UNH Cooperative Extension hosted session II of the 2018 Community Engagement Academy in Dover. I was invited to attend as the Community & Economic Development Intern with Extension. The goal of the session was to address ways to engage underrepresented populations. Individuals from community development committees, main street organizations, and other nonprofits from across the state participated. I had no doubt the academy would be a great opportunity to network and learn about engagement strategies.
We began the morning by defining a handful of necessary terms for effective and thorough engagement: diversity, inclusion, and equity. This led us into a discussion of how to promote diversity and inclusion in community work. Various participants and Extension staff shared successful techniques like forming storytelling groups, putting on community dinners, and doing design charrettes in public spaces. We heard about engagement events in Nashua and Portland, ME. It was becoming clear to everyone that full engagement work was challenging yet certainly attainable and affordable.
The morning concluded with a brief introduction on Story Maps. This is something I had been lightly exposed to before, but quickly realized the engagement potential of the innovative piece of technology. We talked about the need for flexible and accessible citizen involvement and Story Maps had the capability of doing just that. Although the software is primarily used for asset mapping, some commented on the ways it could be used to gather data on opportunities, too. We all decided that photos were invaluable and that this was an amazing opportunity to encourage broader participation in our communities.

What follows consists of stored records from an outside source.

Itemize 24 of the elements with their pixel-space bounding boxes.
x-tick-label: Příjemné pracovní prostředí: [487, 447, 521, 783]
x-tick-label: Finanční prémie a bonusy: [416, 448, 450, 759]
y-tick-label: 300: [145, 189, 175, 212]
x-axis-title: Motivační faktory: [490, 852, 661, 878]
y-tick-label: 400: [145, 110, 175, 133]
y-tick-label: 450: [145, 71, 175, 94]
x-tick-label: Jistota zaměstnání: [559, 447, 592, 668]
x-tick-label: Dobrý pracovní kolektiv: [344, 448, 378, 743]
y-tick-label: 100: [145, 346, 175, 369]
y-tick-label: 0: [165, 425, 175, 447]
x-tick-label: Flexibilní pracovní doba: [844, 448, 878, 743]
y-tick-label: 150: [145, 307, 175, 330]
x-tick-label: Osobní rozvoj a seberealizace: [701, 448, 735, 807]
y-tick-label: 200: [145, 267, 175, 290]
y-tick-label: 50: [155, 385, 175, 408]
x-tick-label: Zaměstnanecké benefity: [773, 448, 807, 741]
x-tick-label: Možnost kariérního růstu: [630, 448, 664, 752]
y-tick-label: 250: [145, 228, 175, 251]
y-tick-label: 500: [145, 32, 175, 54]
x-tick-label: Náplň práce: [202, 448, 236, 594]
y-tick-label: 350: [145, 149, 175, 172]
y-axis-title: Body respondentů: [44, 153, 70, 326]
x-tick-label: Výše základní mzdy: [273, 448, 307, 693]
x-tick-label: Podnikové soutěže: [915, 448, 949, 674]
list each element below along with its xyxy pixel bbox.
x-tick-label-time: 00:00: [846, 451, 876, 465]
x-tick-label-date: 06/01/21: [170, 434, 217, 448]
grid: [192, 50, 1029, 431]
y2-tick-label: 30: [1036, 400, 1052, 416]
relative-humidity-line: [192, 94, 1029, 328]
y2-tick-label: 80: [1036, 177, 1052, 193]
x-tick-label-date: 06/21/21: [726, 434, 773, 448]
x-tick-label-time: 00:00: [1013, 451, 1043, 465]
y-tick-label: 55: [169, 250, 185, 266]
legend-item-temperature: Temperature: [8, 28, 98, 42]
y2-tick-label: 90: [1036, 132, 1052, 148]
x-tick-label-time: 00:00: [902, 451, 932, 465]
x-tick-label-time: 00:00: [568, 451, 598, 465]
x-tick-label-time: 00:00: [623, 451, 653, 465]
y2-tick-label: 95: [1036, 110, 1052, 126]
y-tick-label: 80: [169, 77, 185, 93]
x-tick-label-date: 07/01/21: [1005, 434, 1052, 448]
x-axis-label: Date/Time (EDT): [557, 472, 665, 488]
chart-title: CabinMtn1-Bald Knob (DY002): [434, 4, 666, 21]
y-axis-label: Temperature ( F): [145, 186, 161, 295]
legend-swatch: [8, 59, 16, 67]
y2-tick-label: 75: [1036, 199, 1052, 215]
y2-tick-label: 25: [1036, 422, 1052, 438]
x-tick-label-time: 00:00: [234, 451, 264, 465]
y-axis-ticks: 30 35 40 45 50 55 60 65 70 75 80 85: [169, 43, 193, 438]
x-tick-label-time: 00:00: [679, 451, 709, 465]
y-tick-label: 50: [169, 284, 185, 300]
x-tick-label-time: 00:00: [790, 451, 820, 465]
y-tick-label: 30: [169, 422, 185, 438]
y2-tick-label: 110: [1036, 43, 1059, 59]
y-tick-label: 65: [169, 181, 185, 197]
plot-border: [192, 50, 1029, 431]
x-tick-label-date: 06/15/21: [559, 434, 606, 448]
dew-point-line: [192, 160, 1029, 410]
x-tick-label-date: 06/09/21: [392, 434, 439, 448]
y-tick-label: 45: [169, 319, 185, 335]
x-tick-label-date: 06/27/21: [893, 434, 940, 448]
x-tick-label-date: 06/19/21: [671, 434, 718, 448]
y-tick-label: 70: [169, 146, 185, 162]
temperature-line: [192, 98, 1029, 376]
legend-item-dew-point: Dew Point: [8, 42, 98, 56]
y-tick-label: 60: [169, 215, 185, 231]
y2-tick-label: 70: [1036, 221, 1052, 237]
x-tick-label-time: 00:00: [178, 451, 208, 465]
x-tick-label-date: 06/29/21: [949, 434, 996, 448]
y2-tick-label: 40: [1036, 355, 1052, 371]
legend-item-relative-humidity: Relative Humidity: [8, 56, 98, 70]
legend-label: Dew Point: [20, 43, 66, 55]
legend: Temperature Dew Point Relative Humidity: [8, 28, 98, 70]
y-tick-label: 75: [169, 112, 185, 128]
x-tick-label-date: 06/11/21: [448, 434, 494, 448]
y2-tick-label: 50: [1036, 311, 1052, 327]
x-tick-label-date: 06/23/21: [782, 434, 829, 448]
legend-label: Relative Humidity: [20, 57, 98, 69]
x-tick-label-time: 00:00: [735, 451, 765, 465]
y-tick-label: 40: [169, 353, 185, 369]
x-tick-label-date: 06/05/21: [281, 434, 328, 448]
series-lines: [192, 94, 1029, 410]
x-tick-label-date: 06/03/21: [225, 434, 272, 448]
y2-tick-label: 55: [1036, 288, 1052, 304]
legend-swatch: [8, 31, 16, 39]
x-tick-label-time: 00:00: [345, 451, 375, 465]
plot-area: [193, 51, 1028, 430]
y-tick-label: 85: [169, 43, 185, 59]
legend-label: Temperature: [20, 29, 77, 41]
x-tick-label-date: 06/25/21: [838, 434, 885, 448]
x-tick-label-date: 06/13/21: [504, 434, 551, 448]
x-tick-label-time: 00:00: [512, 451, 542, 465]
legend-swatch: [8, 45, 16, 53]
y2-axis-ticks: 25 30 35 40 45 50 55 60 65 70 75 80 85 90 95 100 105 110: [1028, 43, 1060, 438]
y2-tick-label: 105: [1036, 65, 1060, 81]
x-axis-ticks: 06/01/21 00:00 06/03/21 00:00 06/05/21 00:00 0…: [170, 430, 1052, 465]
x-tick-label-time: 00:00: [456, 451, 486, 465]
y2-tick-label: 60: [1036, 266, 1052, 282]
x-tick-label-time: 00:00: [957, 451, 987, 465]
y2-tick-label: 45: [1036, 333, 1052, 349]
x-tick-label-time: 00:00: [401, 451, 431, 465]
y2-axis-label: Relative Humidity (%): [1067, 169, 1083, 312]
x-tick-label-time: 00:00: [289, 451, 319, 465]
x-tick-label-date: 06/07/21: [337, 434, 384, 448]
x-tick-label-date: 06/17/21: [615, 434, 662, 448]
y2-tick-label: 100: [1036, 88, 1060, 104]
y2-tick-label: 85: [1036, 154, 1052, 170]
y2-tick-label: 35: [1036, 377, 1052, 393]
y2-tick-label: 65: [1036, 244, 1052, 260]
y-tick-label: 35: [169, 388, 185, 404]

I was able to chat with a number of interesting individuals at lunch. I talked with Pedro Altagracia about engaging New Hampshire residents on legislative activity in Concord and I learned about the latest workforce housing projects from Sarah Gartska. I had never been around so many motivated and generous people committed to improving their communities through public participation.
After lunch, we learned about the Dover Art Walk and enjoyed a brief walking tour. We visited art studios, a flower shop, and the Children’s Museum. I was definitely surprised to learn about the well-establish artist and gallery network in Dover. This was evidently something very few of us knew about.
Storytelling was the final activity of the day. We split up into small groups and shared personal memories of when we felt especially welcomed. My group found that many of our reflections included a feeling of inclusion due to sharing food and the unexpected feeling of community when meeting new people. These were powerful concepts to keep in mind as we aspired to be more welcoming to new and underrepresented community members in our daily lives. Aside from our realizations, the process of storytelling was presented as a method in itself for community engagement.
We wrapped up at 7th Settlement Brewery. We learned about the ways the brewery had prioritized community inclusion as we sat at long community tables and toured the brewing facility. The owner of 7th Settlement illustrated the important role businesses should play in engagement and outreach. I sat with a diverse group of volunteers and professionals and discussed my plans for the next step of my career, as I will graduate in a couple of weeks. I successfully added to my list of professional networking contacts and acknowledged the new perspectives I had absorbed on community engagement.